Advocates gathered Nov. 23 to urge state legislators to maintain funding and programs for the developmentally disabled.
The 20th annual Legislative Forum on Developmental Disabilities was held in Seattle. Two Federal Way residents spoke of their experiences raising children with developmental disabilities.
“What I am advocating for tonight is the recognition of the situation we face,” Federal Way resident Uta Tipper said.
Legislators are predicting another tough legislative session. Difficult decisions and unwanted cuts will have to be made. Developmentally disabled individuals and their caregivers hope they are spared from the cuts. They rely on state help and programs to get by, Tipper said in a personal interview. Legislators are compassionate toward the situation, but that is not enough, she said.

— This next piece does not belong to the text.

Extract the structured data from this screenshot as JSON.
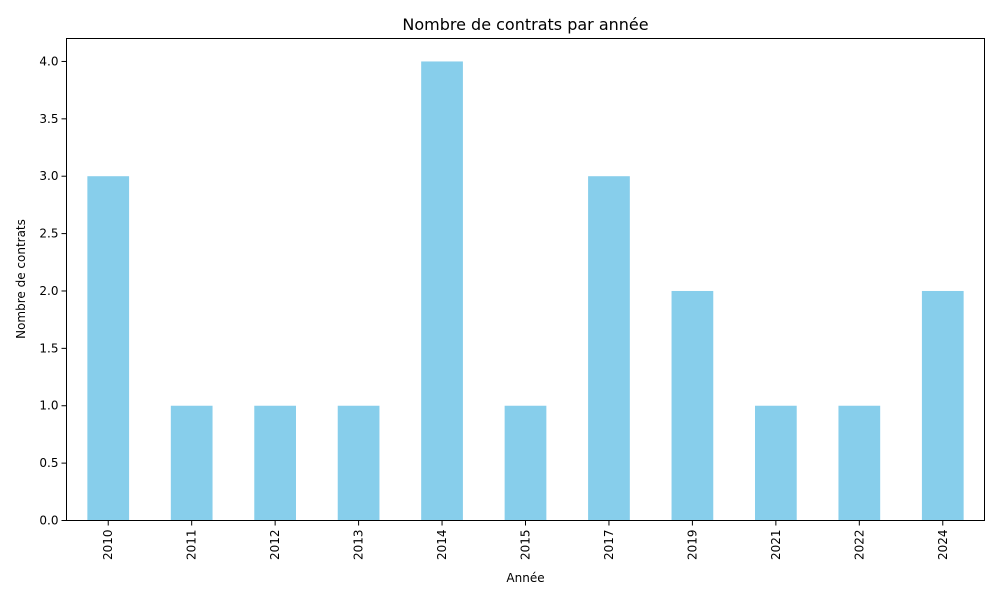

“A lot of the programs are either enhanced or eliminated based on budgets,” Tipper said. “Compassion is one thing, but action is another, and we need continued action.”
Advocates speak out
The forum championed for the resources needed to begin and continue providing for developmentally disabled children and adults. Topics included the early intervention system, establishing insurance equality and best practices for school-age children. The process of building strong communities to address the needs of children and adults in crisis, and the importance of offering transitional services to developmentally disabled high school graduates, were other topics. The group also discussed the aging population of disabled persons.
A lifetime of care
About 45 years ago, Uta and her husband, Michael, had a baby girl. She was born with neurological, physical, medical and mental disabilities. At age 2, Leslie was not speaking, walking or functioning like her peers. A pediatrician recommended a specialist, who discovered Leslie had brain damage. A specific diagnosis was not provided, but the Tippers knew Leslie would struggle throughout her life.
“We, as parents, decided a long time ago that we’d keep Leslie with us in the family and accommodate her needs,” Tipper said.
Leslie received physical, speech and occupational therapy as a child. She attended school and, at one point, held jobs as a daycare helper. At age 25, she began to speak in full sentences. She continues to live with Uta and Michael, who are in their late 60s and 70s, respectively, and have health issues of their own.
“A lot of what we’ve done, we’ve found a way,” Tipper said. “We get older, sicker, but we don’t want to give up.”
As Leslie ages, her health declines. At age 32, an MRI revealed a malformation of Leslie’s brain. She has had two brain surgeries since the discovery. She’s become less social and less able to control her limbs. Social Security and Medicaid help pay the ongoing medical bills.
“If I don’t have to worry about the financial side of it, then I can go ahead with what I need to do much better,” Tipper said.
Twice-over
Tricia Bartell is discovering her family is also facing more and more challenges as two of her triplet sons age. Ian and Conner have autism. They were diagnosed at age 3.
Now, at 12 years old, the boys both experience severe behavioral problems. Ian is non-verbal and has taken to temper tantrums, Bartell said. The tantrums become violent and dangerous, especially as they cause Conner to begin slamming his head into objects, she said. Two adults must be present at all times to control unexpected situations, she said.
Bartell has found some assistance with the Children Intensive In-Home Behavioral Support (CIIBS) waiver.
This program is fairly new and makes room for disabled children enrolled in the program to receive in-home care. Conner is part of the program; Ian is still waiting to be placed. Two coaches assist Conner with life skills and take him on outings. Bartell and her sister, who helps around the home, also receive parent coaching. A consultant visits the house once a week.
The program has allowed Bartell to avoid a difficult decision.
“If we didn’t have this program, we would probably have to decide which (boy) was going to have to be in residential treatment somewhere,” she said.
Still, there are plenty of kids on the waiting list. Conner can only progress so far without Ian also receiving help, Bartell said. Beginning this month, only one child per state per month is placed in the program. It could take up to four years before Ian is placed, Bartell said.
“He could go on Dec. 1 or in 2012,” she said.
Bartell urged legislators to continue the program — and continue supporting developmentally disabled children and adults.
“This is what we need if we are going to be able to keep our children in our homes, where we’d like them to stay,” she said.